O Dr. Altamir já viajou o mundo. Esteve em muitos países da Europa (adora esquiar), mas a região que mais gosta de visitar é a Ásia, sobretudo o Japão. Alguns lhe dizem que, escolhendo o ponto mais longínquo do globo, ele deve estar fugindo de alguma coisa. Mas o Altamir apenas ri.

— O Japão é fascinante. Precisa ver quando as cerejeiras estão florescendo!

Entre seus amigos médicos, o Altamir impressiona pelas suas experiências de turismo. Um dia ele até mesmo passou uma semana hospedado numa tribo da Ruanda. Não era perigoso, Altamir?

— Que nada. O difícil foi ficar sem internet. Povo muito receptivo!

O Dr. Altamir, porém, carrega uma frustração. Nunca pode salvar ninguém a bordo de um avião.

— Nem mesmo pude ajudar alguém com diarreia ou tontura.

O Altamir explica que todos os seus colegas e amigos — sem exceção — possuem histórias de quando puderam fazer valer o juramento de Hipócrates. Alguns já tiveram a experiência mais de uma vez — e tem o Tomás, claro, que já foi chamado quatro vezes durante voos. Uma vez até fez um parto num voo transcontinental. Claro, o Tomás é mais velho, está quase se aposentando, mas o Mauro não tem 30 e já teve seu momento de estrela.

— Muito injusto isso aí.

Mas, Altamir, o que você pode fazer? É questão de sorte, não é?

— Exatamente. E só tem um jeito de maximizar as chances: viajar mais.

Vai viajar sempre que puder então?

— “Viajar” é modo de dizer. Eu preciso estar numa aeronave.

Então nas próximas férias vai ficar pipocando de cidade em cidade?

— Cansei de esperar. Semana que vem faço 45. Estou deixando o consultório com meus parceiros e só volto quando houver alguma emergência a bordo!

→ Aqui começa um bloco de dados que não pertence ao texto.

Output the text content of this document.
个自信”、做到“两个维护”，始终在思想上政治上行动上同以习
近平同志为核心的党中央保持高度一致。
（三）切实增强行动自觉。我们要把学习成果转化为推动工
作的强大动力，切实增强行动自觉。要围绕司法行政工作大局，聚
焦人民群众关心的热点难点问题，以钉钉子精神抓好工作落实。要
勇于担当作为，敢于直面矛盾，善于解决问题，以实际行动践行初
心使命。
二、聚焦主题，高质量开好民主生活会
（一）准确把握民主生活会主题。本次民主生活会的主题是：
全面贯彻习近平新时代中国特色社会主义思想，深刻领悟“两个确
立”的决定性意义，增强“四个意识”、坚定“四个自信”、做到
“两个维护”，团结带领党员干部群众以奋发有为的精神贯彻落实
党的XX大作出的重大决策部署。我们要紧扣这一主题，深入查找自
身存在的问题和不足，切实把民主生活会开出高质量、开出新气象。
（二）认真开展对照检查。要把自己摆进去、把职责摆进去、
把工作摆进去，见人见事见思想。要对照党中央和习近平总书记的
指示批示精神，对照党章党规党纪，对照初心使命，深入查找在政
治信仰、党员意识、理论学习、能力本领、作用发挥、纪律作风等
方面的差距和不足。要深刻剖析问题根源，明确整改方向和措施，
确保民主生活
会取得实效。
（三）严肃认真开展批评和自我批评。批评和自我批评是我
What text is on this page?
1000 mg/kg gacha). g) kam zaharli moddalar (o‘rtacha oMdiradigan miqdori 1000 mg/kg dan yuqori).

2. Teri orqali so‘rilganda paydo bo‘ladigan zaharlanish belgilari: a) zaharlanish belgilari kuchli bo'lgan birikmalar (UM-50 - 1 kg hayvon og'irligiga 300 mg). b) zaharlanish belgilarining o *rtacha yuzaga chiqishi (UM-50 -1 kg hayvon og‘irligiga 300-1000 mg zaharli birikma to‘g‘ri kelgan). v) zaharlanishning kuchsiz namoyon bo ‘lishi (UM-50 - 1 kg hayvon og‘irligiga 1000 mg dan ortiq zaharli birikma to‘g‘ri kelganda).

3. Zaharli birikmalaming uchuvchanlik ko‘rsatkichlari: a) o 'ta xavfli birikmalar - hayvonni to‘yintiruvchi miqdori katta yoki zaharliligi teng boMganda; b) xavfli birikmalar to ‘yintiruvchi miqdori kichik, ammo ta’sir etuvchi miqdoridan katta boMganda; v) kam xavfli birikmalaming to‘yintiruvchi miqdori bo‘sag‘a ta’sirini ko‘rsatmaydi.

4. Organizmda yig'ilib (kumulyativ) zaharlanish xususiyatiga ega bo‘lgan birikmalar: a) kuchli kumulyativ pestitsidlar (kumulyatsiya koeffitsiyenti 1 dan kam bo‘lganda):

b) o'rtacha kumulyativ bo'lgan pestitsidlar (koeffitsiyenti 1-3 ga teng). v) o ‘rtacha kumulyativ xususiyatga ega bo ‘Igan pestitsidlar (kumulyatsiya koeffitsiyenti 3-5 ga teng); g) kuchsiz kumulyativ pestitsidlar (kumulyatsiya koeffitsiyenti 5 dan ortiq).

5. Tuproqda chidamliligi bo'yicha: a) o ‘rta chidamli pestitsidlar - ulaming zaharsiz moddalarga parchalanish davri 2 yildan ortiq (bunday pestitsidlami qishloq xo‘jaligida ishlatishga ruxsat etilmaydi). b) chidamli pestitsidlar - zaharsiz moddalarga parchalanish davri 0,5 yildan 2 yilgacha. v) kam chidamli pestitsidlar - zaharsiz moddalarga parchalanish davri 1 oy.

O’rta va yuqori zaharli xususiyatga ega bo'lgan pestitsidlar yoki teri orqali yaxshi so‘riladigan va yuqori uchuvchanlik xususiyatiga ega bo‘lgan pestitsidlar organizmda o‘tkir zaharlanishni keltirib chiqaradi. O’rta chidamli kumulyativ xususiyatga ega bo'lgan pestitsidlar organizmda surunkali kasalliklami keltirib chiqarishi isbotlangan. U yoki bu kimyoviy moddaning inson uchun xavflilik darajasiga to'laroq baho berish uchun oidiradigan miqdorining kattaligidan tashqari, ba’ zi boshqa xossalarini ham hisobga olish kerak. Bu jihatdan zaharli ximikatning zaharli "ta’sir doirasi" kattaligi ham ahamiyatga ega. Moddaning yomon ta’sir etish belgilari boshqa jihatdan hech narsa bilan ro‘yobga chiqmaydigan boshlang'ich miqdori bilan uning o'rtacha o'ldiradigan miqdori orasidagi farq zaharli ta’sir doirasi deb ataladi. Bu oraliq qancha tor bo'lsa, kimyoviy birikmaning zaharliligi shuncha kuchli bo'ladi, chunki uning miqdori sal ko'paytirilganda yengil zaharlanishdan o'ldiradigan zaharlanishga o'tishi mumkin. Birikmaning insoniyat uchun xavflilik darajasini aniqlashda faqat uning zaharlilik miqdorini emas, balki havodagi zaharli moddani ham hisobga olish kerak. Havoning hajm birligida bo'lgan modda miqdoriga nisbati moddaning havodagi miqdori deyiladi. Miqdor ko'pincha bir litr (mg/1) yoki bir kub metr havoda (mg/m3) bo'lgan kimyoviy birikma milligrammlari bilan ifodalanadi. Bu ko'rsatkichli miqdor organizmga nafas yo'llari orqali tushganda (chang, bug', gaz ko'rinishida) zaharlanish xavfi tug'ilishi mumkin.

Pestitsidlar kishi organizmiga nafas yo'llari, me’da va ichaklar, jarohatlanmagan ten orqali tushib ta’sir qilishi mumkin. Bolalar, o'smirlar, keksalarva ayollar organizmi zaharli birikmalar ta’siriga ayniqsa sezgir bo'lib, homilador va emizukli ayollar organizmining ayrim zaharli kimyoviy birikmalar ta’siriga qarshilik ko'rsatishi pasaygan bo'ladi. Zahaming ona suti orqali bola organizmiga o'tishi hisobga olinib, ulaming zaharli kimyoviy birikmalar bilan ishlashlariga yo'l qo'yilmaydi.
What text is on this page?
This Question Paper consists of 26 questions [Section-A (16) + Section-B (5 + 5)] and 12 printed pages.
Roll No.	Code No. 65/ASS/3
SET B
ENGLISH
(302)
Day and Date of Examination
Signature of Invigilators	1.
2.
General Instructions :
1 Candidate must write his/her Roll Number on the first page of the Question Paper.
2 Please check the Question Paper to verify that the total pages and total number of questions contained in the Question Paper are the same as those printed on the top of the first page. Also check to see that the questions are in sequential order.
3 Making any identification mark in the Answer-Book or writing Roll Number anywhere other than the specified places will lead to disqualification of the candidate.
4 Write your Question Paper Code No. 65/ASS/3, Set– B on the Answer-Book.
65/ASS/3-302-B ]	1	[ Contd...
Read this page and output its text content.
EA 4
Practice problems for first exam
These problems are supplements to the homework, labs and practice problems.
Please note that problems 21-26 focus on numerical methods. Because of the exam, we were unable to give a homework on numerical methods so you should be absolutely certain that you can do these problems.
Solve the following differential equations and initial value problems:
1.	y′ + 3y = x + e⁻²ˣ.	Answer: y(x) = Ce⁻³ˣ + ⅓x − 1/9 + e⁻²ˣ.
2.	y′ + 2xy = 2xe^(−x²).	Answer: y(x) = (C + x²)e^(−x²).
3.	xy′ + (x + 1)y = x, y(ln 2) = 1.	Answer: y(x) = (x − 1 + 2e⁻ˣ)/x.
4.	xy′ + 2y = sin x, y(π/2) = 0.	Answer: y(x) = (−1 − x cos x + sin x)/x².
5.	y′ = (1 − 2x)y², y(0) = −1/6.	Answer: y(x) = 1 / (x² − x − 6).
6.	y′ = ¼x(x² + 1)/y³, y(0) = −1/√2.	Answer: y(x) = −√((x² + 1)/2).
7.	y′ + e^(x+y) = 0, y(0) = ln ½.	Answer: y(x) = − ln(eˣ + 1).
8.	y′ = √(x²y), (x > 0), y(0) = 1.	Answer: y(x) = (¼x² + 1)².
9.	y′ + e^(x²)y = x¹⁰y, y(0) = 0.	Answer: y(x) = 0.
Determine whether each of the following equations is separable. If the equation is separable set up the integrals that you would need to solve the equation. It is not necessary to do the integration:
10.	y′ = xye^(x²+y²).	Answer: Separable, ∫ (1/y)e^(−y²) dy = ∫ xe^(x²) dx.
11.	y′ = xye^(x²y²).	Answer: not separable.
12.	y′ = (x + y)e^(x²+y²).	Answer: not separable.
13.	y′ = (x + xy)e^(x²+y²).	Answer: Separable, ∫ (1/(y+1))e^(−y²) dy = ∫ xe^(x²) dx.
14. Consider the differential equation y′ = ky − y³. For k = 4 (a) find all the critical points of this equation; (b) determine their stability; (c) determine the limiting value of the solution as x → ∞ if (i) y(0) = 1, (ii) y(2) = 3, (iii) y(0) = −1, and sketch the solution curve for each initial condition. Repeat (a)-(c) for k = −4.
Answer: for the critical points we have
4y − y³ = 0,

O Dr. Altamir sempre teve uma obsessão ou outra, mas agora a família está preocupada. Após apenas duas semanas (e 112 horas a bordo), uma senhora desmaiou e uma comissária de bordo rapidamente solicitou que, se houvesse um algum médico a bordo, ele deveria chamar alguém da tripulação. O Altamir segurara o sorriso e controlara seu ânimo, mas, quando se apresentou, descobriu que outro médico havia chegado antes e já tomara conta da situação. O Altamir agora está com depressão e cancelou os voos vindouros.

A família quer ajudar, mas não sabe como. Sua esposa sugeriu que alguém fosse pago para voar perto do Altamir e fingir algum piripaque. Mas é arriscado, porque, se ele descobrir, pode piorar o caso.

Altamir, não é melhor deixar de lado?

— Jamais! A probabilidade está ao meu favor!

Altamir agora planeja concentrar-se em voos maiores, saindo do Brasil e indo para a Europa.

— Li que neste verão o número de intoxicações alimentares triplicou no Rio. É minha chance.